Tuesday, July 23, 2013

Rule Number One

...is that you gotta have fun.

Every craft, art, skill, vocation--every discipline--comes with rules. Call them procedures, steps, processes--there's a set of knowledge that must be acquired and then applied over and over.

The path to mastery is
1. learn the rules
2. practice following the rules
3. make mistakes
4. get corrected
5. do it over
6. repeat eleventy gazillion times

Until you know enough to know when you can or should break a rule, when the value of such breakage exceeds the value of following the letter of the law. When you're really the master of a craft, art, skill, vocation, you're so at home in that world that you operate on a different plane--it's all intuitive. With experience and mastery come a set of tools that aren't available to beginners or even intermediates.

The most basic foundation for the rules is that you have to care about what you're doing, which to me means you gotta have fun. There must be something in there that's absorbing or it's not worth doing. Do something else. Do something you like, something you care enough about that you'll do a good job at it. You have to like what you do so that you care about it so that you learn to do a good job.

Speaking of twenty-year-olds, Louis C.K. says to just do the job you're getting paid for. [Might not want to play this at work. Taboo words. Don't play it if you're offended by profanity.]

But I don't mean to pick on writers. I believe that many would do better if they knew how to do better. What if the writers who provide okay work and the writers who provide almost okay work want to provide excellent work? Let's assume they have the solid foundation of caring about the quality of the writing and they want to make their editor's life easier. Now what? 

There's no longer a now what in this industry. We've discussed this before. And before. There used to be a training path, but the shrubbery has overgrown the path.

Which is a long way of saying that I thought it would be good to write a series of posts to review some of the basic rules of item writing.

The test publishing industry is shrouded in mystery.
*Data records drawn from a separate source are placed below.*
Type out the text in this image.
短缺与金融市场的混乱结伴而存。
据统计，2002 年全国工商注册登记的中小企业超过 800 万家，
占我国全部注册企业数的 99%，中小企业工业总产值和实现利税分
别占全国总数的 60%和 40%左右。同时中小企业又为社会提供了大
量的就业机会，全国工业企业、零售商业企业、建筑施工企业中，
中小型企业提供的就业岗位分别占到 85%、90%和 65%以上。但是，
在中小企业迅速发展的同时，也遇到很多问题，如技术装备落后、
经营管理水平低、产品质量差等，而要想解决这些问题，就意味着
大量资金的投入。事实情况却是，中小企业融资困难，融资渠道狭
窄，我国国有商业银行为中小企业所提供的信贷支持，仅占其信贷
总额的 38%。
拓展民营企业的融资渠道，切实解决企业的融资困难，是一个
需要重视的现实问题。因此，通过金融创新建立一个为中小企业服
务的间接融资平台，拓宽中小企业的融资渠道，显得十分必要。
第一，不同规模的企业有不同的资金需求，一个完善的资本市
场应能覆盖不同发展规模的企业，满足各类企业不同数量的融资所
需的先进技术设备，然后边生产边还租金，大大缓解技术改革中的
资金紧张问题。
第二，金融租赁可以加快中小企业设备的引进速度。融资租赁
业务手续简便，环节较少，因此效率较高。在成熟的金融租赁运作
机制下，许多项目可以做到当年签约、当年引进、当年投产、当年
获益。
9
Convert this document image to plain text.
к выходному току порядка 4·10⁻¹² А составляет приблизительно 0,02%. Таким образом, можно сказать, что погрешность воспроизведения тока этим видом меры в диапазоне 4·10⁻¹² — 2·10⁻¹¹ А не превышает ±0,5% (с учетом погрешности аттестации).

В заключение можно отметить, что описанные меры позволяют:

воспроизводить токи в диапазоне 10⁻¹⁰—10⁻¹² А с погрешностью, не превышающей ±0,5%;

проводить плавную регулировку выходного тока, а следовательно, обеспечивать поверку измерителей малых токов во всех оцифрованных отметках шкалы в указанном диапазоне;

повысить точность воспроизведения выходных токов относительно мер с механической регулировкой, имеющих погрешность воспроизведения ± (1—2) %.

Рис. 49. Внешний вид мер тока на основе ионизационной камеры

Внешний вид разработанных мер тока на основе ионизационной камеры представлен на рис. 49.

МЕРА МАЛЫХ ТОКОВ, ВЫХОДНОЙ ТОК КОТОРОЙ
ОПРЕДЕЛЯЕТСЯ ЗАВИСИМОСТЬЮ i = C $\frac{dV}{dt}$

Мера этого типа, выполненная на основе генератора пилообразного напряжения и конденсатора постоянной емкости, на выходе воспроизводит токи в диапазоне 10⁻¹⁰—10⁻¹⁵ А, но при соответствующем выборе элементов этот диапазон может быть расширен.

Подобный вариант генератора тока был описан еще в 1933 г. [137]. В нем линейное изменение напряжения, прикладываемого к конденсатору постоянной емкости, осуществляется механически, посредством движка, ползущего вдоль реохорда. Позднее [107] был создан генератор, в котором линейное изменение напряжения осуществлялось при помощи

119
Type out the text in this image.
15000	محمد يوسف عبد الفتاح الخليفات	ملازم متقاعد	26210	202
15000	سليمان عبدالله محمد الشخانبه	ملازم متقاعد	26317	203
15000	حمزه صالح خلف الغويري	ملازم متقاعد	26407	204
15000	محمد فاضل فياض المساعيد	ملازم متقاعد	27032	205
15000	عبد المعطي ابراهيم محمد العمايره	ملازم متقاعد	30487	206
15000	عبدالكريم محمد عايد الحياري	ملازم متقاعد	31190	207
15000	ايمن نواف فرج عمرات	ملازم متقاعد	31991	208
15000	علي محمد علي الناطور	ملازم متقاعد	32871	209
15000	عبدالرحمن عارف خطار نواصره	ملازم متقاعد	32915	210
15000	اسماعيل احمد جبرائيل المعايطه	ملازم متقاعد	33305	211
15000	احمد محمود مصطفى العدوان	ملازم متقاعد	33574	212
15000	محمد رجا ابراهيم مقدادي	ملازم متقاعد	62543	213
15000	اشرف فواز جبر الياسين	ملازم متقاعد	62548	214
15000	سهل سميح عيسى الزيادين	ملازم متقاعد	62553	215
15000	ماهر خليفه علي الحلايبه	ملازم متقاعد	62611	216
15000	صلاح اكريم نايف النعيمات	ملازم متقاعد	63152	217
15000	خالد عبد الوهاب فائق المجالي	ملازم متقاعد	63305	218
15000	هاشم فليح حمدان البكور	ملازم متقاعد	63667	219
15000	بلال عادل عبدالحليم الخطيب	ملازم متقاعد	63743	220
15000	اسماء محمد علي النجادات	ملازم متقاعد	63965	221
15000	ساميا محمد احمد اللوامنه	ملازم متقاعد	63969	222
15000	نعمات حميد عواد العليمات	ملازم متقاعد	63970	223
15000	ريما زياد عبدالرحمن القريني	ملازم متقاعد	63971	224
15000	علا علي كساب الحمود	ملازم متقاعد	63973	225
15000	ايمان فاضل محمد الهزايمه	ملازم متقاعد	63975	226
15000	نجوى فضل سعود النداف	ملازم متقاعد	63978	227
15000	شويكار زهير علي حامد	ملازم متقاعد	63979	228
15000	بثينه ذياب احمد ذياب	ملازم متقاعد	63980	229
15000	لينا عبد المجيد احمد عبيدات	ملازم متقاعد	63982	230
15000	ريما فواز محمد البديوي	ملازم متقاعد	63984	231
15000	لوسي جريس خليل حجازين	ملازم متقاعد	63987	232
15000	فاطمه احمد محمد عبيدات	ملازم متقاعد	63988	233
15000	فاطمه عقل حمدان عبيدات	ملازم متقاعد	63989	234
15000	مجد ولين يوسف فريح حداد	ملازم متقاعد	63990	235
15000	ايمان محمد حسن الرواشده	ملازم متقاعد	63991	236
First, because it's technical, and for lots of people, technical=boring. Whenever I begin to describe or explain what I do, I see all the light fade from the listener's eyes when his brain wanders off in search of sparkly entertainment. Then, because the tests are high-stakes, they are secure and confidential. Unfortunately, the security and confidentiality create an environment in which substandard work is passed off as acceptable. Who's to know? This is an industry that has incredibly high stakes for students and teachers, and yet it is completely unregulated. Think about that for a second.

The end users (those poor kids) don't know the difference. They just do what they're told. The teachers are hardly more sophisticated in this realm, and must trust their administrators, who must trust the district personnel, who must trust the state department of education, who must trust--the test publishing companies.

That whole chain might wind differently if assessment development occupied a place in teacher education--doesn't it seem strange that teachers are taught so little about what becomes of such vital importance to them and their students?

In any case, the plan is to review each of the basic rules, show what good items look like and what bad items look like, and explain what makes items good and bad. If even one teacher learned how to tell the difference between a good test item and a bad test item, that would be all to the good, and what I want is to increase the amount of good in the world.

7/23/13 10:01 p.m.  UPDATE:
After publishing this post, I received a message from a writer. I realized I may have inadvertently hurt writers' feelings. That is so not my intention!

For the sake of brevity, I used a gross description. I intended that part of the post as a bridge to another matter. My intention is to address problems in the industry. My intention is not to pick on, discourage, nor cause pain to any writer, but to consider why this industry isn't hospitable to new writers and how we might be able to change that. The industry desperately needs talent, but erects insurmountable barriers for outsiders. This industry doesn't provide training. This industry relies on very few people to produce a high volume of work for pay that gets lower and lower.

It would take another blog post to explain the matter fully. The problems are becoming legion.

Instead, I deleted part of the post. To this writer and all of the writers I had the good fortune to work with during that project:

Thank you. I learned so much from that project. It was a pleasure to work with so many talented writers who produced so many passages that were charming, fun to read, interesting, and all kinds of fantastic. I appreciate your hard work and willingness to learn. I find it unfortunate that I didn't (and don't) have the luxury to train writers at a reasonable pace, nor sufficient time to coach writers on all of the inflexible demands of the industry. That does not imply a deficiency on the part of the writer. Every writer I worked with was capable of great writing. This industry might not be the best fit for some--and that might not be a bad thing. Or possibly one day I will have the luxury to be able to coach and mentor writers so that they can succeed in this market. 

1 comment:

  1. I look forward to reading your posts about the rules of test writing.
    I've been teaching 20 years. I agree that there should be much more discussion about the tests themselves (and training so we know what we are looking at). Although I'm not sure how much help training would be since we don't get to see the tests at all anymore (except for what we can catch from looking over their shoulders).